Monday 18 May 2015

Impossible: introduction

King's Bounty games have four difficult settings: Easy, Normal, Hard and Impossible. The difference between difficulty settings varies a little from game to game, but basically what is affected is the rate at which you gain rage and the amount of enemies you have to face. In King's Bounty: Dark Side, Impossible difficulty means fighting 170% of the enemies you would have fought on normal.


To get a sense of what that means, let's talk a bit about how the game plays. Battles take place on a hex field. When a unit attacks another unit in melee, the victim counterattacks, but each unit can only counterattack once a turn. When a ranged unit attacks in melee, it does half damage. Of course there are lots of exceptions to these rules for individual units, but basically your units walk towards each other and fight.

You have five different units in your army, and how many of each you get is determined by your leadership score. An imp, for example, has 40 leadership, so you if you 300 leadership you can have 8 imps in your army. Because you can only have 8 imps regardless of whether you control on stack of 8 imps or two stacks of 4, and because you only have five stacks, usually you'll want five different types of units to maximize your total army.

So lets say you have 300 leadership and go into an even fight with an enemy with 300 leadership. Both of you have zombies. Zombies have 30 leadership, so you each have 10. Zombies attack for 3-4 damage each and have 36 health. So an attack from the one stack to the other does either 30 or 40 damage, either killing on zombie or not. The battle, obviously, is a coin flip, though strike first carries an advantage.

Now instead of 10 zombies the opponent has 17. Your zombies strike for 30 or 40, with a 50% chance of killing one enemy zombie. Their zombies strike for 51 or 58, killing one of your zombies and half killing another. Next round you attack with 9, then maybe only 7. On average when their zombies have wiped out yours, they've still got 14 left.

So 70% more isn't really 70% more. More leadership increases both the health and the damage of the stack, so 170% is a lot more like 289%.

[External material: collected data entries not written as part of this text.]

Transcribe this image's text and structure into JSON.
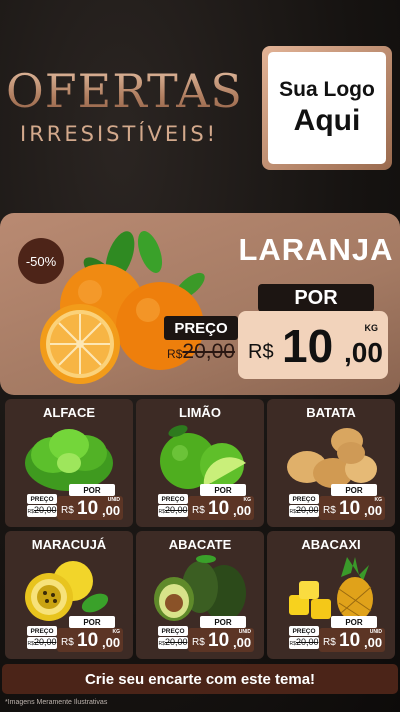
{
  "header": {
    "title": "OFERTAS",
    "subtitle": "IRRESISTÍVEIS!",
    "logo_line1": "Sua Logo",
    "logo_line2": "Aqui"
  },
  "featured": {
    "discount": "-50%",
    "name": "LARANJA",
    "por_label": "POR",
    "preco_label": "PREÇO",
    "old_currency": "R$",
    "old_amount": "20,00",
    "currency": "R$",
    "price_int": "10",
    "price_dec": ",00",
    "unit": "KG",
    "icon": "orange-fruit-icon"
  },
  "products": [
    {
      "name": "ALFACE",
      "unit": "UNID",
      "icon": "lettuce-icon"
    },
    {
      "name": "LIMÃO",
      "unit": "KG",
      "icon": "lime-icon"
    },
    {
      "name": "BATATA",
      "unit": "KG",
      "icon": "potato-icon"
    },
    {
      "name": "MARACUJÁ",
      "unit": "KG",
      "icon": "passion-fruit-icon"
    },
    {
      "name": "ABACATE",
      "unit": "UNID",
      "icon": "avocado-icon"
    },
    {
      "name": "ABACAXI",
      "unit": "UNID",
      "icon": "pineapple-icon"
    }
  ],
  "card_labels": {
    "por": "POR",
    "preco": "PREÇO",
    "old_currency": "R$",
    "old_amount": "20,00",
    "currency": "R$",
    "price_int": "10",
    "price_dec": ",00"
  },
  "cta": "Crie seu encarte com este tema!",
  "disclaimer": "*Imagens Meramente Ilustrativas",
  "colors": {
    "background": "#141110",
    "accent_copper": "#c99a7c",
    "feature_panel": "#b98a72",
    "card_bg": "#3d2b25",
    "price_badge": "#5c3525",
    "cta_bg": "#4b2418"
  }
}
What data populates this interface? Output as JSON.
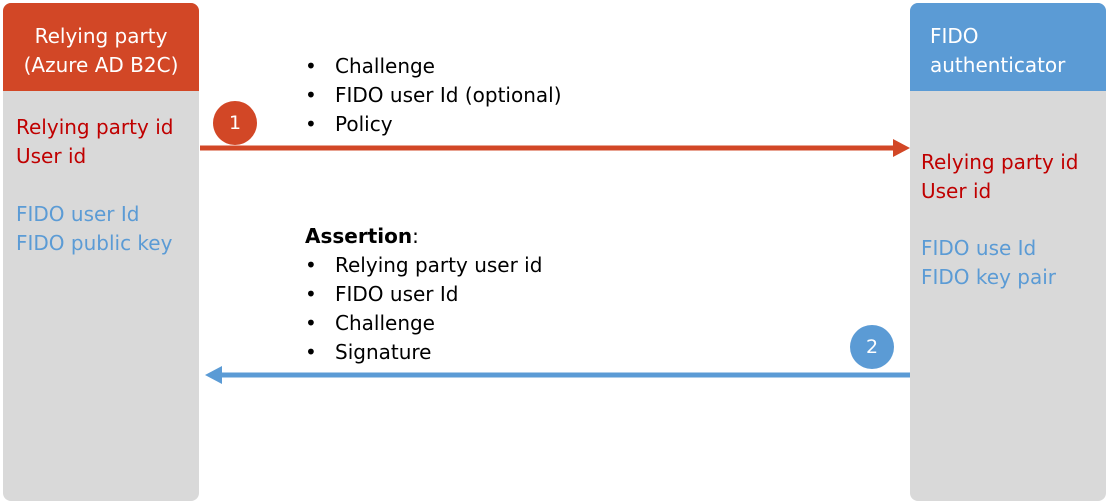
{
  "relying_party": {
    "header_line1": "Relying party",
    "header_line2": "(Azure AD B2C)",
    "red_lines": [
      "Relying party id",
      "User id"
    ],
    "blue_lines": [
      "FIDO user Id",
      "FIDO public key"
    ]
  },
  "authenticator": {
    "header_line1": "FIDO",
    "header_line2": "authenticator",
    "red_lines": [
      "Relying party id",
      "User id"
    ],
    "blue_lines": [
      "FIDO use Id",
      "FIDO key pair"
    ]
  },
  "steps": [
    {
      "number": "1",
      "direction": "to-authenticator",
      "items": [
        "Challenge",
        "FIDO user Id (optional)",
        "Policy"
      ]
    },
    {
      "number": "2",
      "direction": "to-relying-party",
      "title": "Assertion",
      "title_suffix": ":",
      "items": [
        "Relying party user id",
        "FIDO user Id",
        "Challenge",
        "Signature"
      ]
    }
  ],
  "colors": {
    "relying_party": "#d24726",
    "authenticator": "#5b9bd5",
    "column_body": "#d9d9d9",
    "red_text": "#c00000",
    "blue_text": "#5b9bd5"
  }
}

Enemy stacks were larger than yours most of the time on Normal difficulty, so it's less like three times the strength and more like four or five times the strength. They don't call it impossible for nothing.

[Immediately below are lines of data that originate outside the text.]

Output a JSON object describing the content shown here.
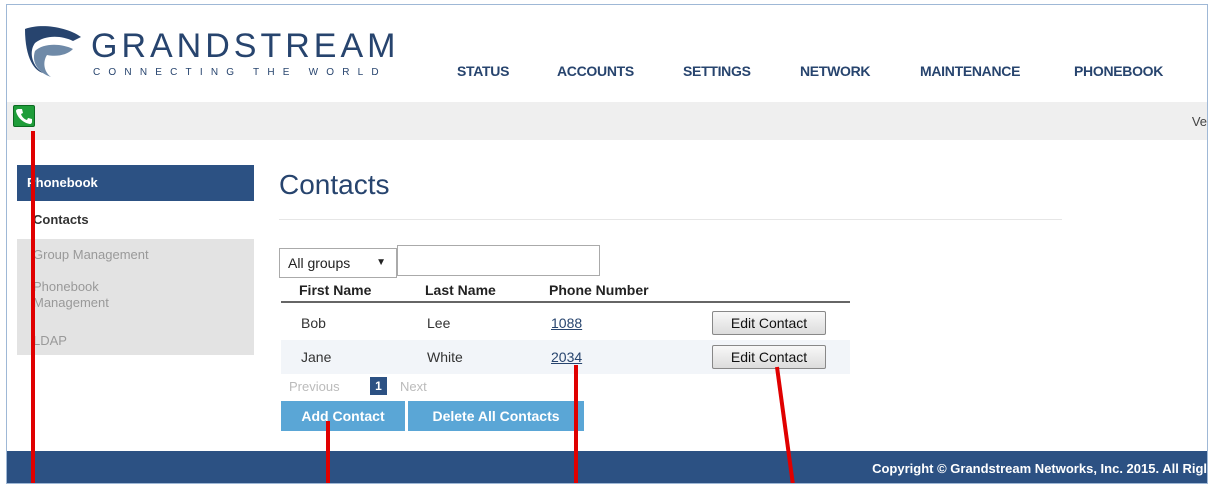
{
  "header": {
    "brand": "GRANDSTREAM",
    "tagline": "CONNECTING THE WORLD",
    "nav": [
      "STATUS",
      "ACCOUNTS",
      "SETTINGS",
      "NETWORK",
      "MAINTENANCE",
      "PHONEBOOK"
    ]
  },
  "statusbar": {
    "version_text": "Ve"
  },
  "sidebar": {
    "section": "Phonebook",
    "items": [
      {
        "label": "Contacts",
        "active": true
      },
      {
        "label": "Group Management",
        "active": false
      },
      {
        "label": "Phonebook Management",
        "active": false
      },
      {
        "label": "LDAP",
        "active": false
      }
    ]
  },
  "main": {
    "title": "Contacts",
    "filter": {
      "selected": "All groups",
      "search_value": ""
    },
    "columns": [
      "First Name",
      "Last Name",
      "Phone Number"
    ],
    "rows": [
      {
        "first": "Bob",
        "last": "Lee",
        "phone": "1088",
        "action": "Edit Contact"
      },
      {
        "first": "Jane",
        "last": "White",
        "phone": "2034",
        "action": "Edit Contact"
      }
    ],
    "pager": {
      "previous": "Previous",
      "current": "1",
      "next": "Next"
    },
    "add_button": "Add Contact",
    "delete_button": "Delete All Contacts"
  },
  "footer": {
    "copyright": "Copyright © Grandstream Networks, Inc. 2015. All Rigl"
  },
  "colors": {
    "brand": "#27446e",
    "sidebar_header": "#2c5183",
    "action_button": "#5aa6d6",
    "annotation": "#e00000"
  }
}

Of course you don't march your units into the middle of the field and fight to the death, this is a game of tactics, but when facing a force of five times the strength, where their ranged units can shoot down your troops in a round or two, and their melee units can half kill yours with a single attack - there is only so much tactics can do unless some truly ridiculous nonsense going in your favour.

I recently started playing Impossible difficulty with the vampire - the wizard class of Dark Side. I'm not sure this is exactly a Let's Play, but I'll be posting about my progress as I try to find the right mix of nonsense to get through.